The coronavirus pandemic provided it in the form of an electronic dragnet: QR code check-in data from contact tracing apps of 2,439 fans who attended the December 2020 race. A government order requiring people to provide contact tracing information in case of a COVID-19 outbreak meant that anyone who checked in at the raceway that day left their name, phone number and arrival time through the SafeWA COVID-19 app or on paper. Police issued an “order to produce” the information to the state Health Department two days after Martin was shot and killed.

Police accessed the data despite Western Australia Premier Mark McGowan’s promise that the data would only be accessible to contact tracing personnel.

“They’ve breached the trust of the West Australian public and they have let everybody down,” Mia Davies, leader of the state’s opposition National Party, said in a written statement blaming the government for not legislating safeguards from the start.

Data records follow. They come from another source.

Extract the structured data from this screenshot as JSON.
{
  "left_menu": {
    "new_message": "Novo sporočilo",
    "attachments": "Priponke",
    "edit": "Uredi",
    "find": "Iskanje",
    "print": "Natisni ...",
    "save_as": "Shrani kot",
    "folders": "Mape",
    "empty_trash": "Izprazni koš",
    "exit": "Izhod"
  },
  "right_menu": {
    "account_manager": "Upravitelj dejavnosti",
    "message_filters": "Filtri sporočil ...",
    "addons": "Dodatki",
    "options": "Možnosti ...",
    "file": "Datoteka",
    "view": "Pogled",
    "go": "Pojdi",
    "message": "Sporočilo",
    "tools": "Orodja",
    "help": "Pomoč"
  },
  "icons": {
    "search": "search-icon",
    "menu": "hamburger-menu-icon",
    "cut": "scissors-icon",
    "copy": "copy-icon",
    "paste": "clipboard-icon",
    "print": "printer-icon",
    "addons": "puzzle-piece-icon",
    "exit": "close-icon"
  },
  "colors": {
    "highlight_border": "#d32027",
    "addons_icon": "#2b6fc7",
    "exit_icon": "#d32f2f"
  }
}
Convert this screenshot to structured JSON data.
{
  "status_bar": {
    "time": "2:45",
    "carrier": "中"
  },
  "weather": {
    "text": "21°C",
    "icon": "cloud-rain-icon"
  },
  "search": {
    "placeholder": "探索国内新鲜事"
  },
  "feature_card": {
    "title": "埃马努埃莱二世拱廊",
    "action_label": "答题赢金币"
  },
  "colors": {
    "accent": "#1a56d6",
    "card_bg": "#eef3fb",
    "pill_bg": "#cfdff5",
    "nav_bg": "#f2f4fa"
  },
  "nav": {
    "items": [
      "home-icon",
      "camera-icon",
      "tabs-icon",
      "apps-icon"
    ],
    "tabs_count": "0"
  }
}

Western Australia police didn’t respond to requests for comment from The Associated Press.

Unable to negotiate a solution with police, McGowan’s government ultimately passed laws in June 2021 that banned law enforcement from accessing such QR data. Multiple other Australian states and territories also introduced laws to prevent police from accessing contact tracing data.

Some critics blame Australia’s lacking privacy regulations for the way police have leveraged information collected for a health emergency. Comparable countries – including New Zealand and the United Kingdom – have QR check-ins that don’t collect and house information about individual whereabouts in central databases, said cryptographer Vanessa Teague, an Australian National University privacy researcher.

An alternative is to store contact tracing data on people’s individual phones, so the app user’s information is only accessed when they have been in close contact with someone who tests positive for COVID-19.

Michelle Falstein, assistant secretary of the New South Wales Council for Civil Liberties, said Australia’s 1988 Privacy Act was enacted before the internet was widely used and long before virtually every adult citizen and teenager had a smart phone.

“Privacy by design is something that legislators or certainly government doesn’t think about in Australia,” Falstein said.

In Perth, the QR check-in data tapped by police hasn’t been shown in court to have anything to do with arresting Nick Martin’s killer, who has since pleaded guilty. Identified in court documents only by the initials B.L.J., the shooter crawled in through a hole in the fence and fled the same way, presumably avoiding the QR check-in. His name is being withheld by authorities because he’s a cooperating witness against the man who he alleges hired him for the hit.

Ordinary cell phone data placed B.L.J. at the spot ballistic experts calculated the bullet was fired from. CCTV showed him at the track earlier that day wearing Fila running shoes similar to those that left footprints at the shooter’s vantage point.

More evidence fell into police hands when B.L.J. took his rifle to a gunsmith to replace the barrel. The tradesman recorded the alteration in a firearms database, which quickly came to detectives’ attention. Police retrieved the original barrel from the gunsmith and ballistics proved it fired the shot that killed Martin.

B.L.J.’s girlfriend also told police he admitted committing the murder and he has since pleaded guilty.